The whole time I read "Lean In," I asked myself, "Do you like this book?" and I couldn't really answer my own question. I learned while reading it. I reopened my questions about why women choose what they choose. I faced my own choices of the last decade since I became a mother and struggled with balancing work and being a mom, maternity leave and going back to work, and trying to find a balance of power in my own household. I remembered my fire and intensity in high school and college always wanting to be the leader of organizations and planning my future of successes and accolades. And I wondered where did my ambition go? Why did I lean out so far away from the work force, and instead create my own safe haven where my creativity can flow at my own pace?

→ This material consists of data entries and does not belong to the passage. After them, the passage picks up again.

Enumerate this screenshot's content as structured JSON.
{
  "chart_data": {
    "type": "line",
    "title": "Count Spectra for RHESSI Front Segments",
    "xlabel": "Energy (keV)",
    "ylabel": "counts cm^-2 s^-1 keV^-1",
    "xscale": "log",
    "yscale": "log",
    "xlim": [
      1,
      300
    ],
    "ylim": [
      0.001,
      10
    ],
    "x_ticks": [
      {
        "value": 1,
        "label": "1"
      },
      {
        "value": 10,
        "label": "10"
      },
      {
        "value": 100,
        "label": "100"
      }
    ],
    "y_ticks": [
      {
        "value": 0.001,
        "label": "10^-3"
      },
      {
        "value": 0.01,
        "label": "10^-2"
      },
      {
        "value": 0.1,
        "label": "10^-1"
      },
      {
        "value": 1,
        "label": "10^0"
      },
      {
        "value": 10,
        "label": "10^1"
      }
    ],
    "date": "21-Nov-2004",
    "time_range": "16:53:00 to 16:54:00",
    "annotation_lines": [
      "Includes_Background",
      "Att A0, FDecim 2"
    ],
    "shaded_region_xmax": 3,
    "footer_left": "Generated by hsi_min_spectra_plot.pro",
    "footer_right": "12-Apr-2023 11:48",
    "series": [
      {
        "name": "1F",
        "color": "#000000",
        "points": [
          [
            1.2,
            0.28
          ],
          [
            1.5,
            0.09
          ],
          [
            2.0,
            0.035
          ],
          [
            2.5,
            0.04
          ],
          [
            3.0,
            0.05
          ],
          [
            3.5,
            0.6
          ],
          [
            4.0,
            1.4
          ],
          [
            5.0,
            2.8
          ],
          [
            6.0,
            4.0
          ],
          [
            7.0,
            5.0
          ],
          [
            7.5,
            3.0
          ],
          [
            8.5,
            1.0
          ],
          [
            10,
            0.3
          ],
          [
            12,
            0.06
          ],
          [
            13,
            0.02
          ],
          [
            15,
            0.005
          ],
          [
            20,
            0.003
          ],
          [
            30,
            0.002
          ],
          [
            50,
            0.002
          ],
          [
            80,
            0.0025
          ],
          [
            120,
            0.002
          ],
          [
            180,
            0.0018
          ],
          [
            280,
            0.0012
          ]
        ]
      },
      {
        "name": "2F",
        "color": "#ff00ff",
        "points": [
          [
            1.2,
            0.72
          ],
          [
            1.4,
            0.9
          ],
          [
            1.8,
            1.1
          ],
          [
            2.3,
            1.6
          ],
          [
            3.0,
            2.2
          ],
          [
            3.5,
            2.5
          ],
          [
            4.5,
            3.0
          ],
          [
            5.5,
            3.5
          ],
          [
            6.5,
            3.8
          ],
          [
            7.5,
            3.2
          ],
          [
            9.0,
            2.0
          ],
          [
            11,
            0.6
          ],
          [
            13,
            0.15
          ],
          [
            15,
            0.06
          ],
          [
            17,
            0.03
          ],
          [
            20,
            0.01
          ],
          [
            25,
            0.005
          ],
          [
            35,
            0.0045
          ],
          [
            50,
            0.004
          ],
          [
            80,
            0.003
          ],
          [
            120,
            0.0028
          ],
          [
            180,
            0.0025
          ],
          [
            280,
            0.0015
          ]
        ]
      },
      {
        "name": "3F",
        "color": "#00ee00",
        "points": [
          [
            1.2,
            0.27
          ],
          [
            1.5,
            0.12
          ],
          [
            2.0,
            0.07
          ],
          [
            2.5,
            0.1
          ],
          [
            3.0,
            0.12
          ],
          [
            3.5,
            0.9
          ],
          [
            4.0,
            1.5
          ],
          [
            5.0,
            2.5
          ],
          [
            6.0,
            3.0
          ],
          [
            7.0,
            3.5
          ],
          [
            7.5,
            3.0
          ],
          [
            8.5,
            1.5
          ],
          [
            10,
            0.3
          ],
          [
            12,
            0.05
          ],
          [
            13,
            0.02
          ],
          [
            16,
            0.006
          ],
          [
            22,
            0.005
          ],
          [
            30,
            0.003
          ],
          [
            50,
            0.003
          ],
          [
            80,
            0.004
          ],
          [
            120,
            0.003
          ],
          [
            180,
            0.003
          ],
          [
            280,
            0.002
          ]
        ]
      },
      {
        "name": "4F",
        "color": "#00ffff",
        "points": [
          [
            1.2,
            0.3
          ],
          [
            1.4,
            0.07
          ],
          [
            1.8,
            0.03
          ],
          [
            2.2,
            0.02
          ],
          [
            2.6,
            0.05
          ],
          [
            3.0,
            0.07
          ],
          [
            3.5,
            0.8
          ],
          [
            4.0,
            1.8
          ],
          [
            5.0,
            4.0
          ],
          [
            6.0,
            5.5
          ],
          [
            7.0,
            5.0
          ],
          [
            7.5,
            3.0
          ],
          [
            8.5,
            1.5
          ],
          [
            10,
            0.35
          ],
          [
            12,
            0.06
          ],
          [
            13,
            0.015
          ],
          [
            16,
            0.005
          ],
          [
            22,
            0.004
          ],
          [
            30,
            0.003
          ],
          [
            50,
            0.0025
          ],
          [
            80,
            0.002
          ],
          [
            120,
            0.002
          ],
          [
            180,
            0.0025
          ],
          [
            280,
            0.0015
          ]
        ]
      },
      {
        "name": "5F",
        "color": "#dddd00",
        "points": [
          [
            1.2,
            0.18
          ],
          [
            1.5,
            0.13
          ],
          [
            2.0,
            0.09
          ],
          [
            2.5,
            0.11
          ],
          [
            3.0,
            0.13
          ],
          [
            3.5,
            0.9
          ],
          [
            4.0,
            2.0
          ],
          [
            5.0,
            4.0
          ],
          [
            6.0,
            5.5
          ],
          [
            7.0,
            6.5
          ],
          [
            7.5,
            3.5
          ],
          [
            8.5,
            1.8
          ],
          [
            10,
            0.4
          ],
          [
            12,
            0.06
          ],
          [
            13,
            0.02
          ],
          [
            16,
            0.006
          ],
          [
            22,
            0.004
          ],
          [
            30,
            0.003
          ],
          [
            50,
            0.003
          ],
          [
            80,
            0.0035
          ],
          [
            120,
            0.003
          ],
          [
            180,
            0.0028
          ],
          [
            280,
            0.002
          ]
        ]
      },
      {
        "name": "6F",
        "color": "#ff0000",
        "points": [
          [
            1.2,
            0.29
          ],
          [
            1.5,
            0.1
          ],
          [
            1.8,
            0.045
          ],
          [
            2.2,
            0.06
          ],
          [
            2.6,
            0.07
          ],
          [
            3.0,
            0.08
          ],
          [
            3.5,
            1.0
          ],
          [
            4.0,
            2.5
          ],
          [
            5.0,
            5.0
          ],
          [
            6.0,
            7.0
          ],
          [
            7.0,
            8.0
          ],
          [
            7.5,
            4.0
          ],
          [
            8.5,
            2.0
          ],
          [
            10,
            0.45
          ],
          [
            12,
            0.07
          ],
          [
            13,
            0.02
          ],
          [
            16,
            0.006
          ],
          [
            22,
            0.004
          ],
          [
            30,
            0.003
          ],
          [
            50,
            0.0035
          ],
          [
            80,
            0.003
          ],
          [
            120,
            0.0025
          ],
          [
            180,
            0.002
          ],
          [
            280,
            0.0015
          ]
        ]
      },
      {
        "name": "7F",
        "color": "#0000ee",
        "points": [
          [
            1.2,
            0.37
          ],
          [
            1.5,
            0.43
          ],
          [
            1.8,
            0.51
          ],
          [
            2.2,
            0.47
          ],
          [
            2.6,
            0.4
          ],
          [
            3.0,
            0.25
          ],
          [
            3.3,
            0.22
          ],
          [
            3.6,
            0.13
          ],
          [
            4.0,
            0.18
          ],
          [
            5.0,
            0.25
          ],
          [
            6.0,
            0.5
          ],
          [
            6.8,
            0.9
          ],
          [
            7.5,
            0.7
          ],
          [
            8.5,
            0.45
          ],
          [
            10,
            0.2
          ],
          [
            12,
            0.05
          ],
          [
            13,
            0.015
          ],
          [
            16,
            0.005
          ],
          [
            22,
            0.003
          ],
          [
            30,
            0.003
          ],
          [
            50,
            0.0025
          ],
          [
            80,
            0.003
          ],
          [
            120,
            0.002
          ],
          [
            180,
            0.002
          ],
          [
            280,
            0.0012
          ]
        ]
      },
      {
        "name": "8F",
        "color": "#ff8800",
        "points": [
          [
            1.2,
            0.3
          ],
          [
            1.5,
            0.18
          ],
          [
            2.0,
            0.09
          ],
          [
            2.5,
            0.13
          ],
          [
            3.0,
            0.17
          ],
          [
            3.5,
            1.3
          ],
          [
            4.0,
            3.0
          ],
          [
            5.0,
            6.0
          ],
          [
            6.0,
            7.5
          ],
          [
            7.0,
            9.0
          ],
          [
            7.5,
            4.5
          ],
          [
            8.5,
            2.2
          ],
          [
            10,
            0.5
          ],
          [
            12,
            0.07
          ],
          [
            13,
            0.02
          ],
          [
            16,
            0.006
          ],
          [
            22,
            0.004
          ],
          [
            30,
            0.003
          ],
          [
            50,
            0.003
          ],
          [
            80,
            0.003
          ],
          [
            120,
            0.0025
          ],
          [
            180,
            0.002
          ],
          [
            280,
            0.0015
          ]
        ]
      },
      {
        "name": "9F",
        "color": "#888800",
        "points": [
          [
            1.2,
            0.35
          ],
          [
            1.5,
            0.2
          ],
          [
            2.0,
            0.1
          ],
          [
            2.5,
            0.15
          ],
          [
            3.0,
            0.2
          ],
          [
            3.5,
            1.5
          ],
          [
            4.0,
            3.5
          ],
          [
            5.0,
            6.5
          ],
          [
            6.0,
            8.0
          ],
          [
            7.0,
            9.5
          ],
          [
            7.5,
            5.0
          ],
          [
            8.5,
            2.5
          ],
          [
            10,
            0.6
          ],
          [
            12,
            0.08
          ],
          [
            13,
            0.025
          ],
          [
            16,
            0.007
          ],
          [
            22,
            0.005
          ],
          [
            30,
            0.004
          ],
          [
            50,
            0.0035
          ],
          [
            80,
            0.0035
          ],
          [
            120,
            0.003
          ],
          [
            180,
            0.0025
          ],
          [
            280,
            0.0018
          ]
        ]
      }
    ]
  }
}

Why do women choose what they choose?
It wasn't until I watched Sandberg's TEDTalk that I truly appreciated her message. I may not have been dazzled by her writing style, but when she speaks, I want to listen. Her TEDTalk showed me why she has garnered such success in her life from Washington D.C. to Silicone Valley. She reflects calmly, but carries a weighty and important message about the future of women and men in our country.
Her final thought in her TEDTalk is the same as in her book, and when I read it (and listened to her say it) I truly appreciated Sandberg for starting the conversation and being an activist for choice and change. She said:
"My greatest hope is that my son and my daughter will be able to choose what to do with their lives without external or internal obstacles slowing them down or making them question their choices. If my son wants to do the important work of raising a child full-time, I hope he is respected and supported. And if my daughter wants to work full-time outside her home, I hope she is not just respected and supported, but also liked for her achievements."
With two daughters of my own, I hope they can choose whatever they want to do with their lives and that they can dream big without reality and lopsided statistics weighing them down. I want them to be able to lean in or jump in wherever they want to be knowing that they can do whatever they want to do, and that it isn't just a nice thought coming from their mom, but the truth of the world where they live.
I think this book will be one that people talk about much the way women today talk about Gloria Steinem and her fight for women's equality, and Betty Friedan and her book "The Feminine Mystique." And although I leaned out (way out) and was happy and relieved to do so, I hope this book gives more power to the women who want to lean in . . . all the way.